Exception Approval Examples

Make exceptions time-bound, owned, and reviewable.

Use these examples when remediation cannot move normally and a risk owner needs clear approval language, evidence, controls, and expiry conditions.

Approval rule: an exception approval is not the same as closure. It must name residual risk, owner, compensating controls, expiry date, review trigger, and the evidence needed to retire the exception.
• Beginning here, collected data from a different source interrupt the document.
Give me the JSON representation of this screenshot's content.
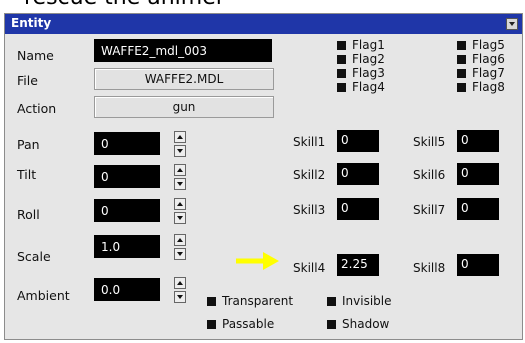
{
  "caption": "rescue the animel",
  "window": {
    "title": "Entity"
  },
  "props": {
    "name_label": "Name",
    "name_value": "WAFFE2_mdl_003",
    "file_label": "File",
    "file_value": "WAFFE2.MDL",
    "action_label": "Action",
    "action_value": "gun",
    "pan_label": "Pan",
    "pan_value": "0",
    "tilt_label": "Tilt",
    "tilt_value": "0",
    "roll_label": "Roll",
    "roll_value": "0",
    "scale_label": "Scale",
    "scale_value": "1.0",
    "ambient_label": "Ambient",
    "ambient_value": "0.0"
  },
  "flags": [
    "Flag1",
    "Flag2",
    "Flag3",
    "Flag4",
    "Flag5",
    "Flag6",
    "Flag7",
    "Flag8"
  ],
  "skills": [
    {
      "label": "Skill1",
      "value": "0"
    },
    {
      "label": "Skill2",
      "value": "0"
    },
    {
      "label": "Skill3",
      "value": "0"
    },
    {
      "label": "Skill4",
      "value": "2.25"
    },
    {
      "label": "Skill5",
      "value": "0"
    },
    {
      "label": "Skill6",
      "value": "0"
    },
    {
      "label": "Skill7",
      "value": "0"
    },
    {
      "label": "Skill8",
      "value": "0"
    }
  ],
  "options": [
    "Transparent",
    "Invisible",
    "Passable",
    "Shadow"
  ],
  "colors": {
    "titlebar": "#1f36a8",
    "panel": "#e6e6e6",
    "field": "#000000",
    "arrow": "#ffff00"
  }
}
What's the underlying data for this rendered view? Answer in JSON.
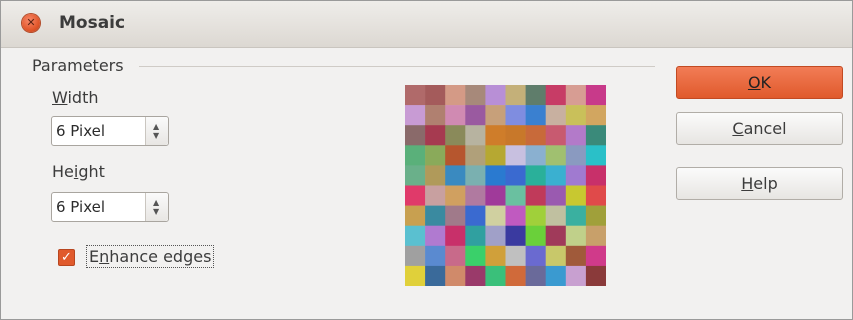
{
  "window": {
    "title": "Mosaic"
  },
  "parameters": {
    "section_label": "Parameters",
    "width": {
      "label_mnemonic": "W",
      "label_rest": "idth",
      "value": "6 Pixel"
    },
    "height": {
      "label_pre": "He",
      "label_mnemonic": "i",
      "label_post": "ght",
      "value": "6 Pixel"
    },
    "enhance_edges": {
      "checked": true,
      "label_pre": "E",
      "label_mnemonic": "n",
      "label_post": "hance edges"
    }
  },
  "buttons": {
    "ok": {
      "mnemonic": "O",
      "rest": "K"
    },
    "cancel": {
      "mnemonic": "C",
      "rest": "ancel"
    },
    "help": {
      "mnemonic": "H",
      "rest": "elp"
    }
  },
  "colors": {
    "accent": "#e05a2c",
    "preview_tiles": [
      [
        "#b06a6a",
        "#a45b5b",
        "#d49a86",
        "#a7897a",
        "#b88fd6",
        "#c4b079",
        "#5f7d6b",
        "#c73c66",
        "#d79d93",
        "#c83a8a"
      ],
      [
        "#c89bd4",
        "#b08070",
        "#d08ab2",
        "#9a5aa0",
        "#c7a07a",
        "#7f8de0",
        "#3a80d0",
        "#c8b0a0",
        "#c9c05a",
        "#d2a660"
      ],
      [
        "#8a6a6a",
        "#a63a50",
        "#8a8a5a",
        "#b7b3a0",
        "#cf7d2a",
        "#c8782a",
        "#c86a3a",
        "#c85a70",
        "#b37ac9",
        "#3a8a7a"
      ],
      [
        "#5ab07a",
        "#8aaa5a",
        "#b6562e",
        "#b0a07a",
        "#b6a832",
        "#c8c0e0",
        "#8ab0d0",
        "#a0c070",
        "#8a9ac0",
        "#2ac0c8"
      ],
      [
        "#6ab08a",
        "#b09a5a",
        "#3a8ac0",
        "#7ab0b0",
        "#2a7ad0",
        "#3a6ad0",
        "#2ab09a",
        "#3ab0d0",
        "#a07ad0",
        "#c8306a"
      ],
      [
        "#e03a6a",
        "#c8a0a0",
        "#d0a060",
        "#b07aa0",
        "#a03a9a",
        "#6ac0a0",
        "#c03a5a",
        "#9a5ab0",
        "#c8c830",
        "#e04a4a"
      ],
      [
        "#c8a050",
        "#3a8aa0",
        "#a07a8a",
        "#3a6ad0",
        "#d0d0a0",
        "#c05ac0",
        "#a0d03a",
        "#c0c0a0",
        "#3ab0a0",
        "#a0a03a"
      ],
      [
        "#5ac0d0",
        "#b07ad0",
        "#c8306a",
        "#30a0a0",
        "#a0a0c8",
        "#3a3aa0",
        "#6ad03a",
        "#a03a5a",
        "#c0d08a",
        "#c8a06a"
      ],
      [
        "#a0a0a0",
        "#5a8ad0",
        "#c86a8a",
        "#3ad06a",
        "#d0a03a",
        "#c0c0c0",
        "#6a6ad0",
        "#c8c86a",
        "#a05a3a",
        "#d03a8a"
      ],
      [
        "#e0d03a",
        "#3a6a9a",
        "#d08a6a",
        "#9a3a6a",
        "#3ac07a",
        "#d06a3a",
        "#6a6a9a",
        "#3a9ad0",
        "#c8a0d0",
        "#8a3a3a"
      ]
    ]
  }
}
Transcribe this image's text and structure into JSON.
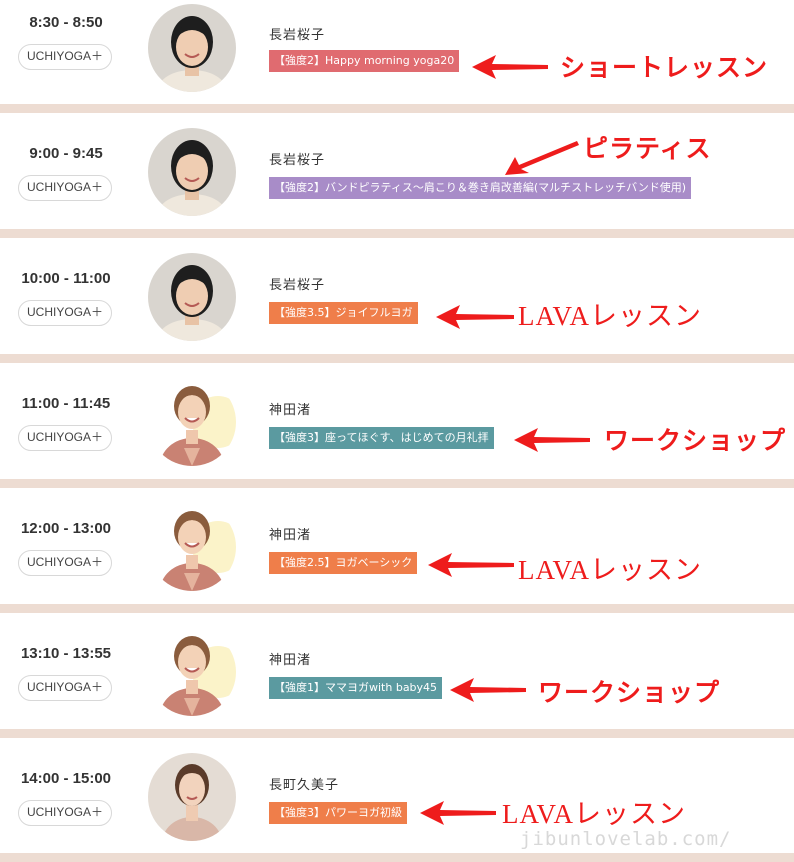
{
  "colors": {
    "separator": "#eddcd2",
    "note_red": "#ee1c1c",
    "badge_pink": "#e06b70",
    "badge_purple": "#a88cc8",
    "badge_orange": "#ef7e4a",
    "badge_teal": "#5b9aa0"
  },
  "schedule": [
    {
      "time": "8:30 - 8:50",
      "program": "UCHIYOGA＋",
      "instructor": "長岩桜子",
      "lesson": "【強度2】Happy morning yoga20",
      "badge_color": "#e06b70",
      "note": "ショートレッスン",
      "avatar_icon": "instructor-a-photo"
    },
    {
      "time": "9:00 - 9:45",
      "program": "UCHIYOGA＋",
      "instructor": "長岩桜子",
      "lesson": "【強度2】バンドピラティス〜肩こり＆巻き肩改善編(マルチストレッチバンド使用)",
      "badge_color": "#a88cc8",
      "note": "ピラティス",
      "avatar_icon": "instructor-a-photo"
    },
    {
      "time": "10:00 - 11:00",
      "program": "UCHIYOGA＋",
      "instructor": "長岩桜子",
      "lesson": "【強度3.5】ジョイフルヨガ",
      "badge_color": "#ef7e4a",
      "note": "LAVAレッスン",
      "avatar_icon": "instructor-a-photo"
    },
    {
      "time": "11:00 - 11:45",
      "program": "UCHIYOGA＋",
      "instructor": "神田渚",
      "lesson": "【強度3】座ってほぐす、はじめての月礼拝",
      "badge_color": "#5b9aa0",
      "note": "ワークショップ",
      "avatar_icon": "instructor-b-photo"
    },
    {
      "time": "12:00 - 13:00",
      "program": "UCHIYOGA＋",
      "instructor": "神田渚",
      "lesson": "【強度2.5】ヨガベーシック",
      "badge_color": "#ef7e4a",
      "note": "LAVAレッスン",
      "avatar_icon": "instructor-b-photo"
    },
    {
      "time": "13:10 - 13:55",
      "program": "UCHIYOGA＋",
      "instructor": "神田渚",
      "lesson": "【強度1】ママヨガwith baby45",
      "badge_color": "#5b9aa0",
      "note": "ワークショップ",
      "avatar_icon": "instructor-b-photo"
    },
    {
      "time": "14:00 - 15:00",
      "program": "UCHIYOGA＋",
      "instructor": "長町久美子",
      "lesson": "【強度3】パワーヨガ初級",
      "badge_color": "#ef7e4a",
      "note": "LAVAレッスン",
      "avatar_icon": "instructor-c-photo"
    }
  ],
  "watermark": "jibunlovelab.com/"
}
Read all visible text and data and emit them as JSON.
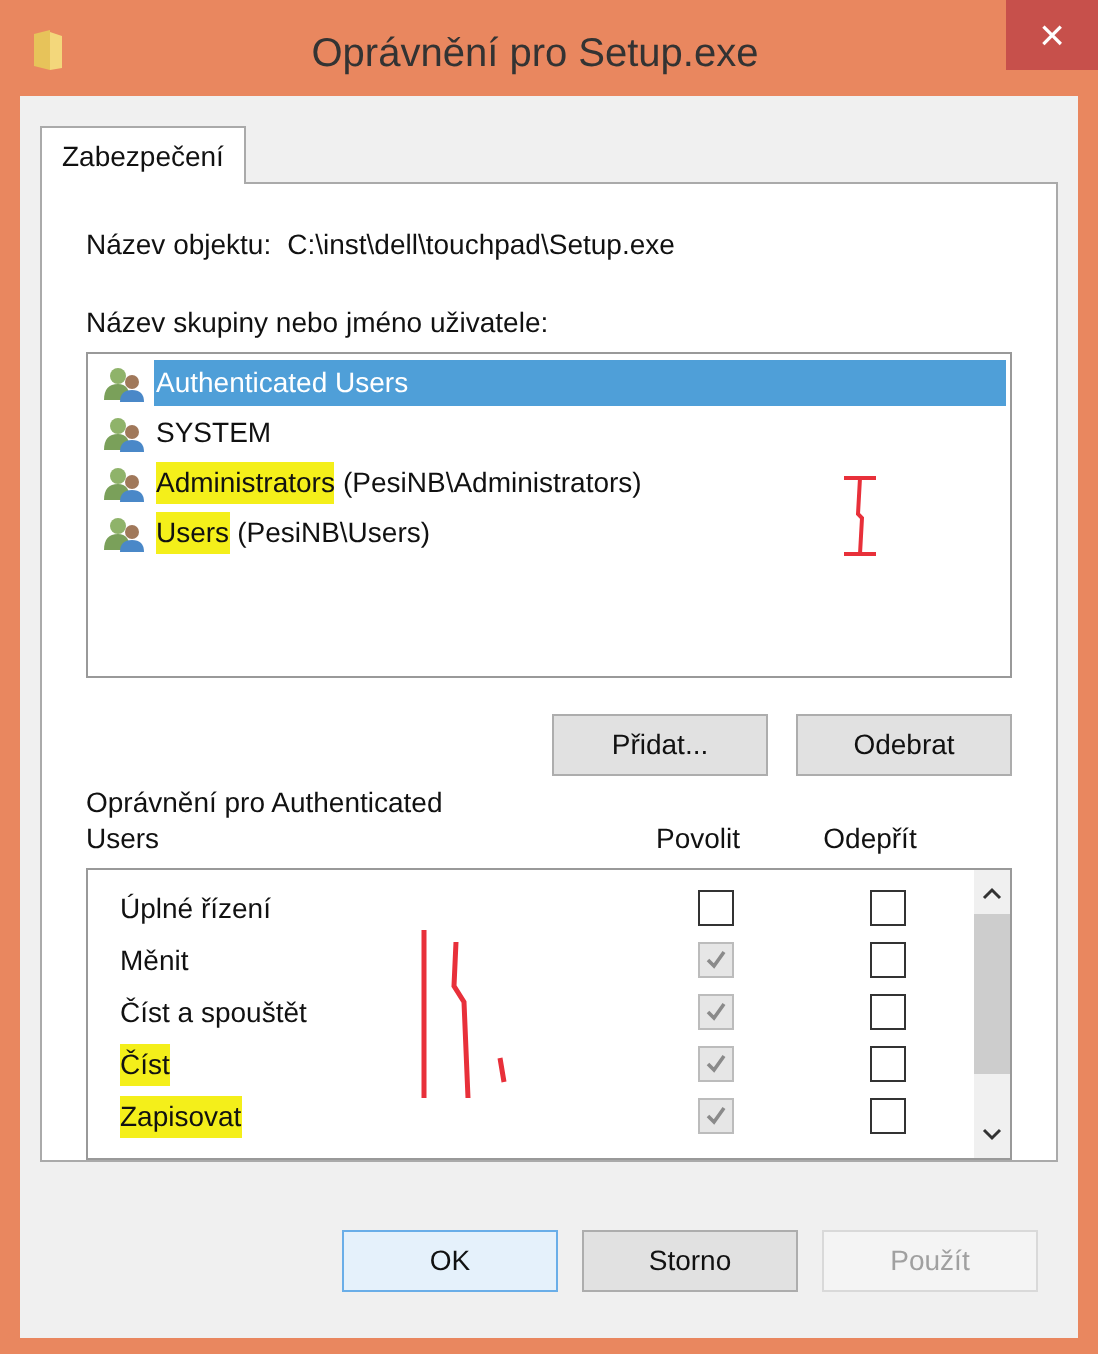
{
  "window": {
    "title": "Oprávnění pro Setup.exe",
    "close": "×"
  },
  "tabs": [
    {
      "label": "Zabezpečení",
      "selected": true
    }
  ],
  "object": {
    "label": "Název objektu:",
    "value": "C:\\inst\\dell\\touchpad\\Setup.exe"
  },
  "groups": {
    "label": "Název skupiny nebo jméno uživatele:",
    "items": [
      {
        "name": "Authenticated Users",
        "selected": true,
        "highlighted": false
      },
      {
        "name": "SYSTEM",
        "selected": false,
        "highlighted": false
      },
      {
        "name": "Administrators",
        "detail": "(PesiNB\\Administrators)",
        "selected": false,
        "highlighted": true
      },
      {
        "name": "Users",
        "detail": "(PesiNB\\Users)",
        "selected": false,
        "highlighted": true
      }
    ]
  },
  "group_buttons": [
    "Přidat...",
    "Odebrat"
  ],
  "permissions": {
    "label": "Oprávnění pro Authenticated Users",
    "columns": [
      "Povolit",
      "Odepřít"
    ],
    "rows": [
      {
        "name": "Úplné řízení",
        "allow": false,
        "deny": false,
        "highlighted": false
      },
      {
        "name": "Měnit",
        "allow": true,
        "deny": false,
        "highlighted": false
      },
      {
        "name": "Číst a spouštět",
        "allow": true,
        "deny": false,
        "highlighted": false
      },
      {
        "name": "Číst",
        "allow": true,
        "deny": false,
        "highlighted": true
      },
      {
        "name": "Zapisovat",
        "allow": true,
        "deny": false,
        "highlighted": true
      }
    ]
  },
  "buttons": [
    {
      "label": "OK",
      "disabled": false
    },
    {
      "label": "Storno",
      "disabled": false
    },
    {
      "label": "Použít",
      "disabled": true
    }
  ]
}
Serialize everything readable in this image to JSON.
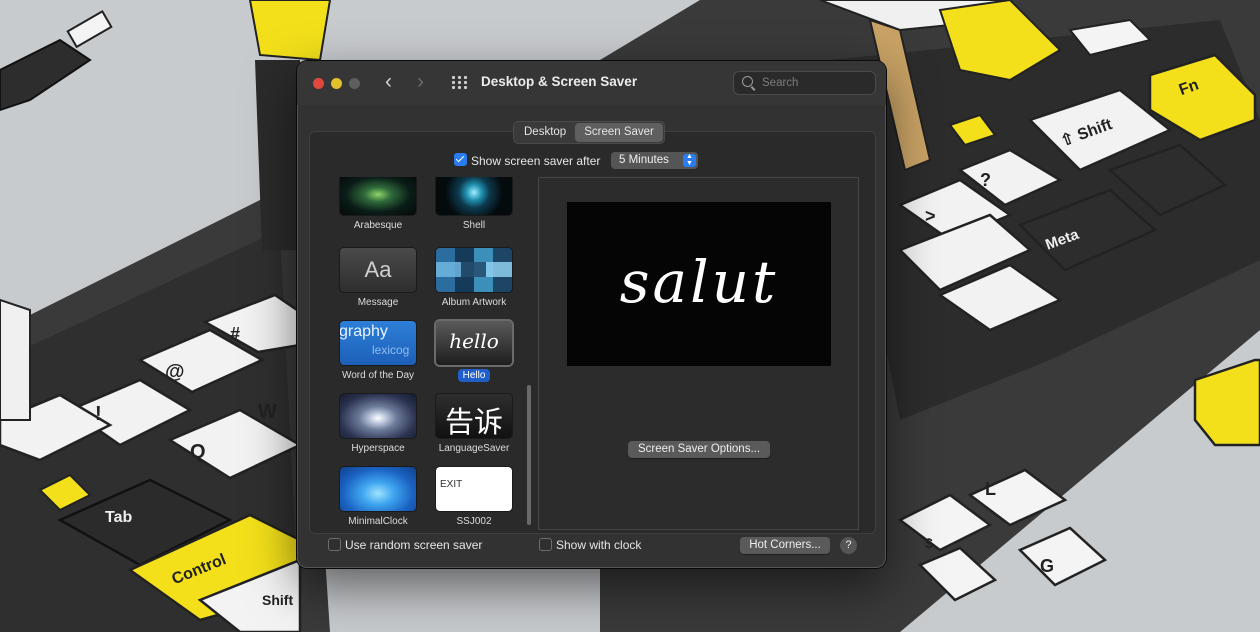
{
  "window": {
    "title": "Desktop & Screen Saver",
    "search_placeholder": "Search"
  },
  "tabs": [
    {
      "label": "Desktop",
      "selected": false
    },
    {
      "label": "Screen Saver",
      "selected": true
    }
  ],
  "show_after": {
    "label": "Show screen saver after",
    "checked": true,
    "value": "5 Minutes"
  },
  "savers": [
    {
      "name": "Arabesque",
      "selected": false
    },
    {
      "name": "Shell",
      "selected": false
    },
    {
      "name": "Message",
      "selected": false,
      "thumb_text": "Aa"
    },
    {
      "name": "Album Artwork",
      "selected": false
    },
    {
      "name": "Word of the Day",
      "selected": false,
      "thumb_text": "graphy",
      "thumb_sub": "lexicog"
    },
    {
      "name": "Hello",
      "selected": true,
      "thumb_text": "hello"
    },
    {
      "name": "Hyperspace",
      "selected": false
    },
    {
      "name": "LanguageSaver",
      "selected": false,
      "thumb_text": "告诉"
    },
    {
      "name": "MinimalClock",
      "selected": false
    },
    {
      "name": "SSJ002",
      "selected": false,
      "thumb_text": "EXIT"
    }
  ],
  "preview_text": "salut",
  "options_button": "Screen Saver Options...",
  "random_saver": {
    "label": "Use random screen saver",
    "checked": false
  },
  "show_clock": {
    "label": "Show with clock",
    "checked": false
  },
  "hot_corners_button": "Hot Corners...",
  "help_button": "?",
  "background_keys": [
    "Fn",
    "Shift",
    "Meta",
    "Control",
    "Tab",
    "Shift"
  ],
  "colors": {
    "accent": "#2a7cf1",
    "selection": "#1f5fc7",
    "key_yellow": "#f3e01a"
  }
}
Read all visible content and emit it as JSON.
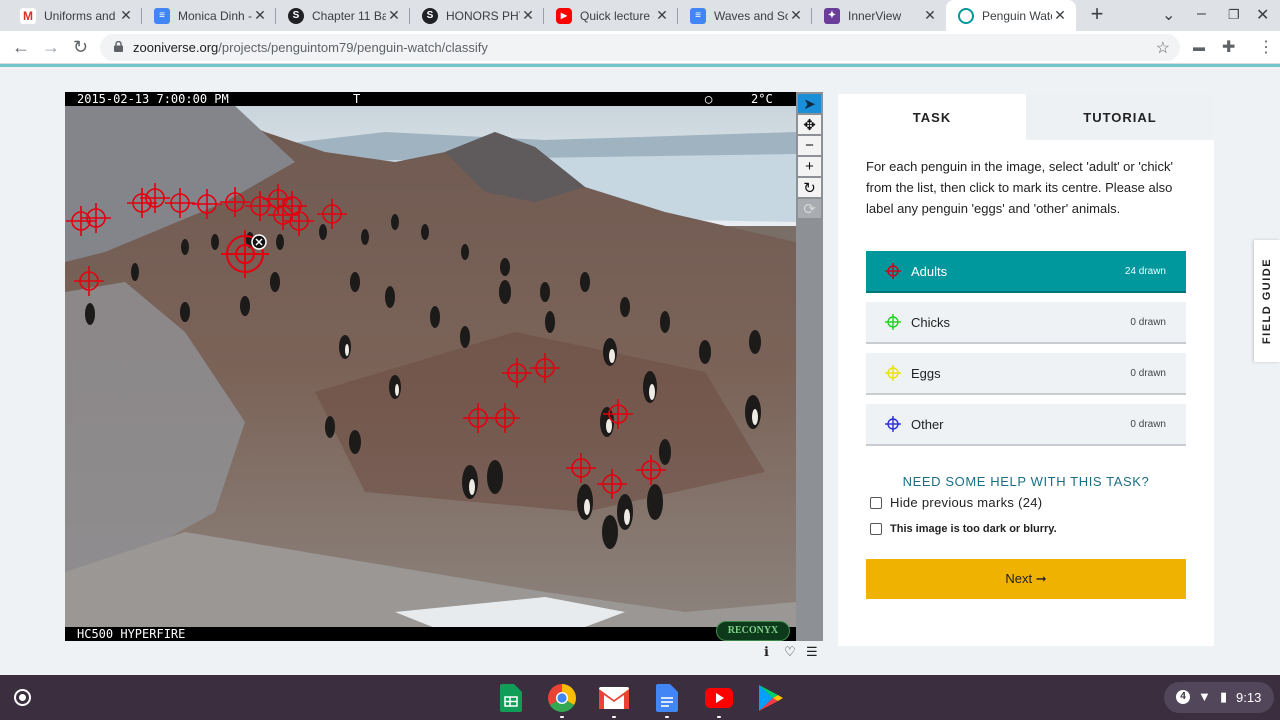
{
  "browser": {
    "tabs": [
      {
        "title": "Uniforms and",
        "icon": "gmail-icon",
        "color": "#d93025"
      },
      {
        "title": "Monica Dinh -",
        "icon": "docs-icon",
        "color": "#4285f4"
      },
      {
        "title": "Chapter 11 Ba",
        "icon": "schoology-icon",
        "color": "#202124"
      },
      {
        "title": "HONORS PHY",
        "icon": "schoology-icon",
        "color": "#202124"
      },
      {
        "title": "Quick lecture c",
        "icon": "youtube-icon",
        "color": "#ff0000"
      },
      {
        "title": "Waves and So",
        "icon": "docs-icon",
        "color": "#4285f4"
      },
      {
        "title": "InnerView",
        "icon": "innerview-icon",
        "color": "#6a3d9a"
      },
      {
        "title": "Penguin Watc",
        "icon": "zooniverse-icon",
        "color": "#00979d"
      }
    ],
    "url_host": "zooniverse.org",
    "url_path": "/projects/penguintom79/penguin-watch/classify"
  },
  "subject": {
    "camera_datetime": "2015-02-13 7:00:00 PM",
    "camera_flag": "T",
    "camera_temp": "2°C",
    "camera_model": "HC500 HYPERFIRE",
    "camera_brand": "RECONYX"
  },
  "task": {
    "tab_task": "TASK",
    "tab_tutorial": "TUTORIAL",
    "instruction": "For each penguin in the image, select 'adult' or 'chick' from the list, then click to mark its centre. Please also label any penguin 'eggs' and 'other' animals.",
    "choices": [
      {
        "label": "Adults",
        "count": "24 drawn",
        "color": "#d0021b",
        "selected": true
      },
      {
        "label": "Chicks",
        "count": "0 drawn",
        "color": "#1ed21e",
        "selected": false
      },
      {
        "label": "Eggs",
        "count": "0 drawn",
        "color": "#e8e300",
        "selected": false
      },
      {
        "label": "Other",
        "count": "0 drawn",
        "color": "#2b2bd8",
        "selected": false
      }
    ],
    "help_link": "NEED SOME HELP WITH THIS TASK?",
    "hide_marks_label": "Hide previous marks (24)",
    "too_dark_label": "This image is too dark or blurry.",
    "next_label": "Next ➞"
  },
  "field_guide_label": "FIELD GUIDE",
  "tray": {
    "notification_count": "4",
    "time": "9:13"
  }
}
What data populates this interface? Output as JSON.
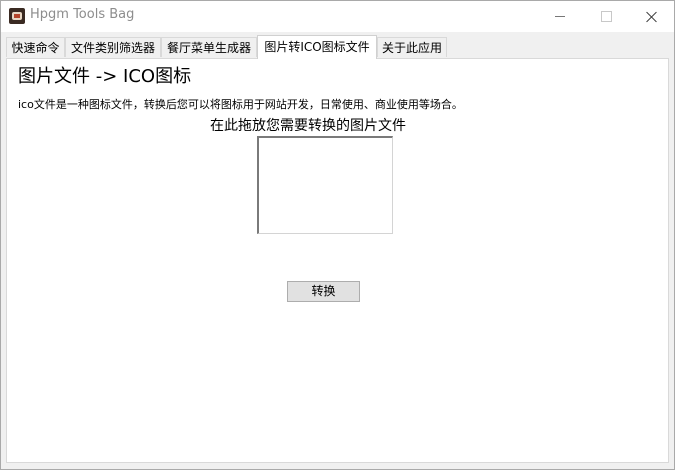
{
  "window": {
    "title": "Hpgm Tools Bag",
    "icon": "app-icon",
    "controls": [
      "minimize-icon",
      "maximize-icon",
      "close-icon"
    ]
  },
  "tabs": [
    {
      "label": "快速命令",
      "active": false
    },
    {
      "label": "文件类别筛选器",
      "active": false
    },
    {
      "label": "餐厅菜单生成器",
      "active": false
    },
    {
      "label": "图片转ICO图标文件",
      "active": true
    },
    {
      "label": "关于此应用",
      "active": false
    }
  ],
  "panel": {
    "heading": "图片文件 -> ICO图标",
    "description": "ico文件是一种图标文件，转换后您可以将图标用于网站开发，日常使用、商业使用等场合。",
    "drop_label": "在此拖放您需要转换的图片文件",
    "convert_label": "转换"
  }
}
Copy-ready exception decisions by situation.

Delayed patch approval

Approve delaying patch for [asset/product] until [date] because [change/testing/business blocker]. Required controls: [controls]. Owner: [team]. Review immediately if KEV, active exploitation, exposure change, or patch safety changes.

No-patch approval

Approve mitigation-first handling for [scope] because no supported fix is available. Controls are [controls], SOC monitoring is [status], vendor follow-up is owned by [owner], and review expires on [date] or vendor update.

Mitigation-first approval

Approve temporary mitigation instead of immediate patching because [patch risk/outage/compatibility]. The control reduces [exposure path] and must be validated by [evidence]. Patch plan remains due by [date].

Temporary risk acceptance

Accept residual risk for [asset/service] through [date] with [control] in place. Business owner [name/team] accepts potential impact [summary]. Re-review is required if exploitation, exposure, or service criticality changes.

Exception renewal

Renew exception for [scope] until [date] only because [new evidence/blocker]. Previous controls were validated on [date]. Additional requirement: [stronger control/weekly review/vendor escalation].

Exception rejection

Reject exception because [exposure/exploitation/business criticality/control gap] makes residual risk unacceptable. Required action: [emergency patch/isolation/service restriction/escalation] by [date].

What the approver should see before signing.

Open Evidence Checklist

Applicability

Product, version, feature, platform, asset group, and exposure evidence showing the issue applies or remains uncertain.

Risk reason

Why normal remediation is blocked: no fix, outage risk, unsupported platform, testing gap, vendor ambiguity, or business conflict.

Controls

Isolation, access restriction, feature disablement, WAF rule, identity control, detection, monitoring, or vendor workaround with proof.

Ownership

Risk approver, business owner, patch owner, asset owner, SOC owner, vendor owner, and review coordinator.

Expiry

Approval end date, review cadence, and triggers such as KEV, public PoC, exploit activity, vendor update, or exposure change.

Retirement path

What evidence closes the exception: patched version, control replacement, decommission, not-affected proof, or formal risk transfer.

Exception approval note

Exception approval - [CVE/advisory]
Decision: [approved/rejected/renewed] for [scope].
Reason: [no patch/change blocker/mitigation-first/risk acceptance].
Residual risk: [plain-language impact].
Compensating controls: [controls and validation evidence].
Owner: [risk/business owner]. Operational owner: [patch/SOC/asset owner].
Expiry: [date]. Review trigger: [KEV/PoC/exploitation/vendor/exposure/change].
Required next action: [patch/mitigate/monitor/vendor escalation/retire exception].
Caveats: [unknown affected status/source confidence/control gap/not closure].

A safe exception has a clock and a way out.

Time-bound

The approval expires or reopens on a concrete trigger. Open-ended exceptions become hidden risk.

Control-backed

The exception names how exposure is reduced or monitored while remediation is blocked.

Owner-approved

The person accepting residual risk has authority over the affected service or business impact.

Closure-defined

The team knows exactly what proof retires the exception and moves the item out of review.